Am 27. Januar am Heisererplatz

Einweihung des Denkmals für die 'Wasserburger Opfer' des Nationalsozialismus am Heisererplatz

+
Wettbewerbsentwurf Denkmal für die „Wasserburger Opfer“ des Nationalsozialismus am Heisererplatz in Wasserburg am Inn von Dagmar Korintenberg und Wolf Kipper, 2018-2019

Wasserburg - Die Stadt Wasserburg  wird am 27. Januar um 16 Uhr das Denkmal für die Opfer des Nationalsozialismus einweihen.
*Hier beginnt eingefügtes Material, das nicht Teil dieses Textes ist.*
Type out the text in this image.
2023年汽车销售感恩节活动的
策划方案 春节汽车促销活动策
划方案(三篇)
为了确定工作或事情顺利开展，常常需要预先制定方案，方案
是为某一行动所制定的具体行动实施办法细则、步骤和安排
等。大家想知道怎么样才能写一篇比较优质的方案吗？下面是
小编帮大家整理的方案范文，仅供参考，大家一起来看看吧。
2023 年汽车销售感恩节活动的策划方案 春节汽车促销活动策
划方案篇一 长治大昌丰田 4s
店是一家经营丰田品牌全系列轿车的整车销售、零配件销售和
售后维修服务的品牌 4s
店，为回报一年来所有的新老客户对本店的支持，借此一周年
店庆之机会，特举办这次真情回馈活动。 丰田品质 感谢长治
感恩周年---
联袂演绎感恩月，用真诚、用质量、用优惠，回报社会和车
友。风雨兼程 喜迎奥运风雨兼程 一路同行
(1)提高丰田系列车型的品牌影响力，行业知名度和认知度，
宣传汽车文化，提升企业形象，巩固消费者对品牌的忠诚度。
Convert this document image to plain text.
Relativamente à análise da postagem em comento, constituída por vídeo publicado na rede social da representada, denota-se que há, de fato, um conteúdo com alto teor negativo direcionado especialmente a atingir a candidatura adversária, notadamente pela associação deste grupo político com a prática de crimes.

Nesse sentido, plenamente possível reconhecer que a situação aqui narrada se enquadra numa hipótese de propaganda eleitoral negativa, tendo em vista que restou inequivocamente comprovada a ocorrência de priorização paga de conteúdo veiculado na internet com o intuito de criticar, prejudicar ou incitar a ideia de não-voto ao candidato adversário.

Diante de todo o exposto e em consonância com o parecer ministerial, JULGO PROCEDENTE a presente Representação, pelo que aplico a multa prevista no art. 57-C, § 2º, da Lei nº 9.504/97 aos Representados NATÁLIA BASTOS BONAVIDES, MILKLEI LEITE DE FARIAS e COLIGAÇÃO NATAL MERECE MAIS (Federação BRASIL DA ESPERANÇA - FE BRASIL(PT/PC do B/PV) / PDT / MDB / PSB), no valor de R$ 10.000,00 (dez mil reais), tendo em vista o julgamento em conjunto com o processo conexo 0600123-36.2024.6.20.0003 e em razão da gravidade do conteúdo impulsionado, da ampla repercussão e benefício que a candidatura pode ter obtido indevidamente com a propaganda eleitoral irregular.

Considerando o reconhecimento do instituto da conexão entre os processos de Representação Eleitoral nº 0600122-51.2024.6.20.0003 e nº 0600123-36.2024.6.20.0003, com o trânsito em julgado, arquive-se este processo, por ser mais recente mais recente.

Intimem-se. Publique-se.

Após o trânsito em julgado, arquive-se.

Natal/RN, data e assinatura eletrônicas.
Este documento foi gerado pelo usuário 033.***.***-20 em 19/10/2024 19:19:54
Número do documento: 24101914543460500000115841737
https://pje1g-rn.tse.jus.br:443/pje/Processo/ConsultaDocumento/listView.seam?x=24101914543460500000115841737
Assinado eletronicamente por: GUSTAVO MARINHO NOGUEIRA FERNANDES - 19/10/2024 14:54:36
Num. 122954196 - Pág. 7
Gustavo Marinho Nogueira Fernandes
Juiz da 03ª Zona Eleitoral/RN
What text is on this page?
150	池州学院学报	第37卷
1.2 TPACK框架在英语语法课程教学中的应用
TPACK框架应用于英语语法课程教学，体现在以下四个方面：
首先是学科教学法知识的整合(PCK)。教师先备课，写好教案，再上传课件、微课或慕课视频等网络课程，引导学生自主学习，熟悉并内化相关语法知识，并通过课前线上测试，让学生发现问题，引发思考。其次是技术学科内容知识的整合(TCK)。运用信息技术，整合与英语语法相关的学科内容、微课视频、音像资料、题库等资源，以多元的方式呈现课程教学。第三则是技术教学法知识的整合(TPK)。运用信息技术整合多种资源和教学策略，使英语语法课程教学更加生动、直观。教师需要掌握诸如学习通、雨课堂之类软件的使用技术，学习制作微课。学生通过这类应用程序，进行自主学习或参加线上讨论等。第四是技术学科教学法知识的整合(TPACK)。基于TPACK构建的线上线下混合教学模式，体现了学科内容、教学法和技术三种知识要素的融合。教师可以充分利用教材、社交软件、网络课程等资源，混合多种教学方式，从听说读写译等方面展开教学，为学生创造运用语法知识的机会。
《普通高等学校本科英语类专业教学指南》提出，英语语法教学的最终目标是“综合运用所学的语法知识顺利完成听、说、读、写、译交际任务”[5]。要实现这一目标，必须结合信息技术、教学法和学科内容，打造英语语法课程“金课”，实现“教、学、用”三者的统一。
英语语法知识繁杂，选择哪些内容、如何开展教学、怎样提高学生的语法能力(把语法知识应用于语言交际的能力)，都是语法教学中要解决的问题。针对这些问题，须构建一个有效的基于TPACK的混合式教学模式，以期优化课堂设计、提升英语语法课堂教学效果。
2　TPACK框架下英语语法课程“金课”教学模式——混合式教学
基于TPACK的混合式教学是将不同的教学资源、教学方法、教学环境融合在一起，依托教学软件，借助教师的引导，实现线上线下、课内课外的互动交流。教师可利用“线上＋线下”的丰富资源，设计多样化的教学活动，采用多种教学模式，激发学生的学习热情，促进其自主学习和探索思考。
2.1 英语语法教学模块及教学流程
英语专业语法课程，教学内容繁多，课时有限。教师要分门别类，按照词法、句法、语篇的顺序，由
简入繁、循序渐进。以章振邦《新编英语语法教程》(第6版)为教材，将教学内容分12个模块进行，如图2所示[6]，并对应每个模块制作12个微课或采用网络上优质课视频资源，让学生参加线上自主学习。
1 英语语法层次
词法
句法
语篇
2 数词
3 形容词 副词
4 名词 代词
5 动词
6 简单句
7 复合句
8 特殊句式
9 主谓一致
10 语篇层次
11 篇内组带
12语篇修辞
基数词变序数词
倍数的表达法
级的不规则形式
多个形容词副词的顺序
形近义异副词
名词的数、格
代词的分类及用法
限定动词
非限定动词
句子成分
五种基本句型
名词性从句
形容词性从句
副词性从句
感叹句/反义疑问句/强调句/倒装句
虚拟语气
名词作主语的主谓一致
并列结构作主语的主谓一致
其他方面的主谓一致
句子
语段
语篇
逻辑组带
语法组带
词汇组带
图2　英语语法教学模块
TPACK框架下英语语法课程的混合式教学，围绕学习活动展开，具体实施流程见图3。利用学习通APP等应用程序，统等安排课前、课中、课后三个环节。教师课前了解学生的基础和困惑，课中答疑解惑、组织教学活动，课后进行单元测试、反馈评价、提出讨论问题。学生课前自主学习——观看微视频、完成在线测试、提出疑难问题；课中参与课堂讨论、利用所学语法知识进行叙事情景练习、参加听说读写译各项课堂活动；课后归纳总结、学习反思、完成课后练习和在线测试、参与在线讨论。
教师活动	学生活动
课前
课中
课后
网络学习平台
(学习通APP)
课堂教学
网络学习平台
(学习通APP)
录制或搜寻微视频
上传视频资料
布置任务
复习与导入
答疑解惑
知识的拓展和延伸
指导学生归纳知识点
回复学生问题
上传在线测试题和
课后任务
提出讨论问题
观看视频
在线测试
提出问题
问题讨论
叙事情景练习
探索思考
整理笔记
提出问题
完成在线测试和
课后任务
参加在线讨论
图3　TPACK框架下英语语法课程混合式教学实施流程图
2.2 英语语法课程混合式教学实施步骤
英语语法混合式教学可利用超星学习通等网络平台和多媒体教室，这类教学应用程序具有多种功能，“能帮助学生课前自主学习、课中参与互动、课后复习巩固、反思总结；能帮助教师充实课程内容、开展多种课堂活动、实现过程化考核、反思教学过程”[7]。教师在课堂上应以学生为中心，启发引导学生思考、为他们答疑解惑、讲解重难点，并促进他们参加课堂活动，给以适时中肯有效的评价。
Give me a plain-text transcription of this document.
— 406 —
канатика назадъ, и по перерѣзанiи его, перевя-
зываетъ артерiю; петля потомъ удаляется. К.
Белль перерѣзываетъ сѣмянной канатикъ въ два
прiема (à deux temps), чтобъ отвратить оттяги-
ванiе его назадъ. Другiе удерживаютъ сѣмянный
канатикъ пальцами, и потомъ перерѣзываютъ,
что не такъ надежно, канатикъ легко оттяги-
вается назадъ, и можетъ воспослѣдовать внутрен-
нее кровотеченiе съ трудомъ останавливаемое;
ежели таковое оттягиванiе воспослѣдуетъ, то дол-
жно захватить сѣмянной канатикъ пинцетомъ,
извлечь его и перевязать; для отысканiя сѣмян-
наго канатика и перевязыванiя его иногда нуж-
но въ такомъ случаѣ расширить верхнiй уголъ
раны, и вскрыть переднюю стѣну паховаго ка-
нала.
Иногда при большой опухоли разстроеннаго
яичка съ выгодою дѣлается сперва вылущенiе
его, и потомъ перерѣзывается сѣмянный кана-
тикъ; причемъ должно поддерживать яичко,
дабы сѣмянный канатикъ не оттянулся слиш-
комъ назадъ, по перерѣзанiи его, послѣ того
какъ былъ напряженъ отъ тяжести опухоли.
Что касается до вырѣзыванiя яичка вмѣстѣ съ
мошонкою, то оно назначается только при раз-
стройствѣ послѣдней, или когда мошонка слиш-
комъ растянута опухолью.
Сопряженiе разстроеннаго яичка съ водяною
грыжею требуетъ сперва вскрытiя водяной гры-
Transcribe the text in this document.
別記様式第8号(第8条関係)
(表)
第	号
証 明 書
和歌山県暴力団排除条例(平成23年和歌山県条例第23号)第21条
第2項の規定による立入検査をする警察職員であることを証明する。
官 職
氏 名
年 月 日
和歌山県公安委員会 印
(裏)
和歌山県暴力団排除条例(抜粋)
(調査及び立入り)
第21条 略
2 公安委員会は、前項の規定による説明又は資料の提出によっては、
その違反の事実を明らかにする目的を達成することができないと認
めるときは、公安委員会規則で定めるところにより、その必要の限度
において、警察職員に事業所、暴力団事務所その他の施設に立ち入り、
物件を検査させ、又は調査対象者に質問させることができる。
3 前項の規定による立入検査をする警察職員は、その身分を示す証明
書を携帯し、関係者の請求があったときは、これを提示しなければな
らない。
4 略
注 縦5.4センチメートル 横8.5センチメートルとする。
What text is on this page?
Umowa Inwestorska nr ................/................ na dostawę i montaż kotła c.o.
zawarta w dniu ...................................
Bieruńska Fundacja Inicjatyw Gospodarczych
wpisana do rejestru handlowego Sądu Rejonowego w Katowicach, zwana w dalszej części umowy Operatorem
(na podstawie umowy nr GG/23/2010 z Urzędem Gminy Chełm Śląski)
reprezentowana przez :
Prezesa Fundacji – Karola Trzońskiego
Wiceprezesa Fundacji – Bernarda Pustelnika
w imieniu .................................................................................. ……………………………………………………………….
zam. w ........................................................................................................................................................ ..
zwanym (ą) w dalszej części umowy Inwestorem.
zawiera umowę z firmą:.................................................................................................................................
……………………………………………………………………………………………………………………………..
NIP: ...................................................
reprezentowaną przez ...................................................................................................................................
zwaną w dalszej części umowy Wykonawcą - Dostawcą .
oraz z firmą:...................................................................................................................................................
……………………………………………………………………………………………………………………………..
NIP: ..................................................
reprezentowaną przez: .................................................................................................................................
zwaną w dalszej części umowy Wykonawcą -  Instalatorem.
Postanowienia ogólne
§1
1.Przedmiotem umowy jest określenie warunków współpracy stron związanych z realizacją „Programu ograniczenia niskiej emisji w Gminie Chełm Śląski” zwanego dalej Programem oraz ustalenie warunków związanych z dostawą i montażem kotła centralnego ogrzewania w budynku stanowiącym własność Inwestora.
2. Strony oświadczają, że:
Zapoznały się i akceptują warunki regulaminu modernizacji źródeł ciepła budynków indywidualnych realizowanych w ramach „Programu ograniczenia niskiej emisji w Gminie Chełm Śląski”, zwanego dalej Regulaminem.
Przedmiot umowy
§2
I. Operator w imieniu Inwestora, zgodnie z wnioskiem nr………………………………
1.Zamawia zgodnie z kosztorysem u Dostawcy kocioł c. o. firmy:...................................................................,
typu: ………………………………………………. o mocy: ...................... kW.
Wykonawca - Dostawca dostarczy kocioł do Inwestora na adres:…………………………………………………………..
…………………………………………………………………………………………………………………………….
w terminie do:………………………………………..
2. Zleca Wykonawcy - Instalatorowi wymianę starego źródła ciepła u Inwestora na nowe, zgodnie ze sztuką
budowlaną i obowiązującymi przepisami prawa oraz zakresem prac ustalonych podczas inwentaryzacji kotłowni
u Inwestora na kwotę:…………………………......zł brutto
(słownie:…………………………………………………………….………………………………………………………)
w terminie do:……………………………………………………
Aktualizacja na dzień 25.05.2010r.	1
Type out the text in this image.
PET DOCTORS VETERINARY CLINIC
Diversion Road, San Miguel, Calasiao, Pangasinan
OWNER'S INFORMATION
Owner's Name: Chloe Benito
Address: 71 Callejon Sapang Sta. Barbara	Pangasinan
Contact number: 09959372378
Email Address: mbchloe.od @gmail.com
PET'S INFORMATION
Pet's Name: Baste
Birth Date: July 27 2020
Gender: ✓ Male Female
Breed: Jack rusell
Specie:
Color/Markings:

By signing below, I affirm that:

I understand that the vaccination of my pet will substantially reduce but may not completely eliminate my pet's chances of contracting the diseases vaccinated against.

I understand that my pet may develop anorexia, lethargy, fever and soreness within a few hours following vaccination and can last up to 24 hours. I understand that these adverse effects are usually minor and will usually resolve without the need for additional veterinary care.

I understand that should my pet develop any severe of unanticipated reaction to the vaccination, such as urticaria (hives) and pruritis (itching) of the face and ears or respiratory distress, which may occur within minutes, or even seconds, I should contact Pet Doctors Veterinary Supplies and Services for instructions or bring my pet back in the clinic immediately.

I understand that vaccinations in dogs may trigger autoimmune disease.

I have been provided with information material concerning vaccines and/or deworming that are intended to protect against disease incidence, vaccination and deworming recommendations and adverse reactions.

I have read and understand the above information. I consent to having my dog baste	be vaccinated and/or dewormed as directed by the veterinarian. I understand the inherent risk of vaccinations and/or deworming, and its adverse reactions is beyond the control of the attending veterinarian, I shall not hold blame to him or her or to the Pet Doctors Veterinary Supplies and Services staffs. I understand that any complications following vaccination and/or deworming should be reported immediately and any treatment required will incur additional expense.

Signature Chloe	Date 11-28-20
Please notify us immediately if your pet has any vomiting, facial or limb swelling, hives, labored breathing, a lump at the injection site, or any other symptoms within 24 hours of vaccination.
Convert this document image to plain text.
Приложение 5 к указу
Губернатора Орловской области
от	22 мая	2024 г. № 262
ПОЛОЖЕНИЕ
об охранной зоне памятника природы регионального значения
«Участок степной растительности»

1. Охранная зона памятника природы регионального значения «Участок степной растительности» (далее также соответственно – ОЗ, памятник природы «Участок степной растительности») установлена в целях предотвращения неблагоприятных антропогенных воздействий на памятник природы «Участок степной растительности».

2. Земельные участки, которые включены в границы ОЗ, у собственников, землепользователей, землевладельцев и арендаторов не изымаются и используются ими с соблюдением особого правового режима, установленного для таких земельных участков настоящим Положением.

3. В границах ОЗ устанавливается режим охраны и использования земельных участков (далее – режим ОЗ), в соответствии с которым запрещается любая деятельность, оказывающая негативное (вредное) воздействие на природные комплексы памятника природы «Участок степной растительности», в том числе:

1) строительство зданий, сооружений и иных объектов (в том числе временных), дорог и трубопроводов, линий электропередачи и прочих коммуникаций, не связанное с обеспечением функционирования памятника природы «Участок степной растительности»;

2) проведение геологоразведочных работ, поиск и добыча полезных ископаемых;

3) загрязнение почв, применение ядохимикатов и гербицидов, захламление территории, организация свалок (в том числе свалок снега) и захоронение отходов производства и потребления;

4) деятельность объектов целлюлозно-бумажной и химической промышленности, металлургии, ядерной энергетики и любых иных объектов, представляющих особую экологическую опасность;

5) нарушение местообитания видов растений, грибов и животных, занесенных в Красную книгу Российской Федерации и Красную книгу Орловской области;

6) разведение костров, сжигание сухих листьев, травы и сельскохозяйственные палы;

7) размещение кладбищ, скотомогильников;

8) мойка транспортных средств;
Im Anschluss wird die Ausstellung „In Memoriam“ im Museum Wasserburg eröffnet.

Die Meldung im Wortlaut:


Der Errichtung des Denkmals war ein Gestaltungswettbewerb in den Jahren 2018- 2019 vorausgegangen. Grundgedanke des Denkmals ist, an all jene „Wasserburgerinnen und Wasserburger“ zu erinnern, die Opfer des nationalsozialistischen Unrechtsregimes geworden sind. Hierzu wurde auf der Rasenfläche des Heisererplatzes ein Denkmal errichtet, welches aus 62 Stelen mit trapezförmigem Querschnitt besteht. In unterschiedlichen Höhen verdichten sich diese in loser Anordnung und beschreiben so einen ovalen Raum. Zentral platzierte Sitzgelegenheiten im Inneren bieten die Möglichkeit zum Verweilen, zur stillen Einkehr und um sich eingehender zu den Geschehnissen zu informieren. 

Reflektieren und Gedenken

Die Stelen sind gekennzeichnet durch zwei unterschiedliche Oberflächenbeschaffenheiten. Auf der nach innen gerichteten, breiten Seite sind Informationstexte zu den verschiedenen Opfergruppen und die Namen der NS-„Euthanasie“-Opfer der damaligen Heil- und Pflegeanstalten Gabersee und Attl angebracht. Auf der dem Park zugewandten, schmalen Seite der Trapezform ist die Oberfläche spiegelpoliert. Diese reflektiert fragmentarisch die Umgebung, das heutige Wasserburg. Beim Näherkommen des Besuchers mischt sich zudem ein Ausschnitt seines Spiegelbildes in die Ansicht. Eingerahmt wird diese Spiegelfläche von den dunklen Seiten des sich öffnenden Trapezes. 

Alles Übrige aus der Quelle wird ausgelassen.